I want to detect physiological pathways by which early experiences get into the body to influence mental and physical health in adulthood. In the future, I’d like to apply this developmental lens to identify mechanisms that explain health disparities.

Kelsey’s undergraduate studies at Harvard University focused on how developmental science informs both domestic and international law. After completing her degree in Social Studies, Kelsey taught preschool at Horizons for Homeless Children. There, Kelsey observed firsthand how stress can affect children’s basic regulatory functioning. As a Hauser Human Rights Research Fellow at Harvard, Kelsey studied policy and practice related to family homelessness. Following this fellowship, Kelsey joined Zero to Three as a federal policy analyst, where she worked to inform policies that impact young children, including child welfare, early education, health, and mental health.

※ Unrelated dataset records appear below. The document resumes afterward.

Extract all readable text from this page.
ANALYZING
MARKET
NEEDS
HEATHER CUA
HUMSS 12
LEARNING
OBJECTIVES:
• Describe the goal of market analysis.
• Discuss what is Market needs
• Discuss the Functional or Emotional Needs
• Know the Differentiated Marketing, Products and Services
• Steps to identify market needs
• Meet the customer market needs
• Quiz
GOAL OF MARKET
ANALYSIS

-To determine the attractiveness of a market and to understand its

Since beginning her graduate work with Dr. Ginger Moore in Child Clinical Psychology at Penn State, Kelsey has pursued research questions that focus on how early regulatory experiences become embedded in the body. In 2013, Kelsey was awarded a National Science Foundation Graduate Research Fellowship to pursue this line of research. In a study published in Child Development, she explored whether infant feeding practices may be an early regulatory process. She found that breastfeeding and non-breastfeeding infants and their mothers showed distinct patterns of parasympathetic responding during a mildly stressful social interaction. Continuing to explore the development of physiological regulatory systems in early childhood, Kelsey published a paper in Developmental Review synthesizing literature on the early development of cardiac autonomic balance and its implications for mental and physical health later in life.

Kelsey is currently working on her dissertation, in which she plans to explore developmental antecedents of children’s cardiac autonomic balance at age 5. Kelsey is excited to continue this program of research as she applies for clinical internship this year. In future work, she hopes to examine whether cardiac autonomic balance is a pathway by which early experiences get under the skin to influence health and mental health in adulthood.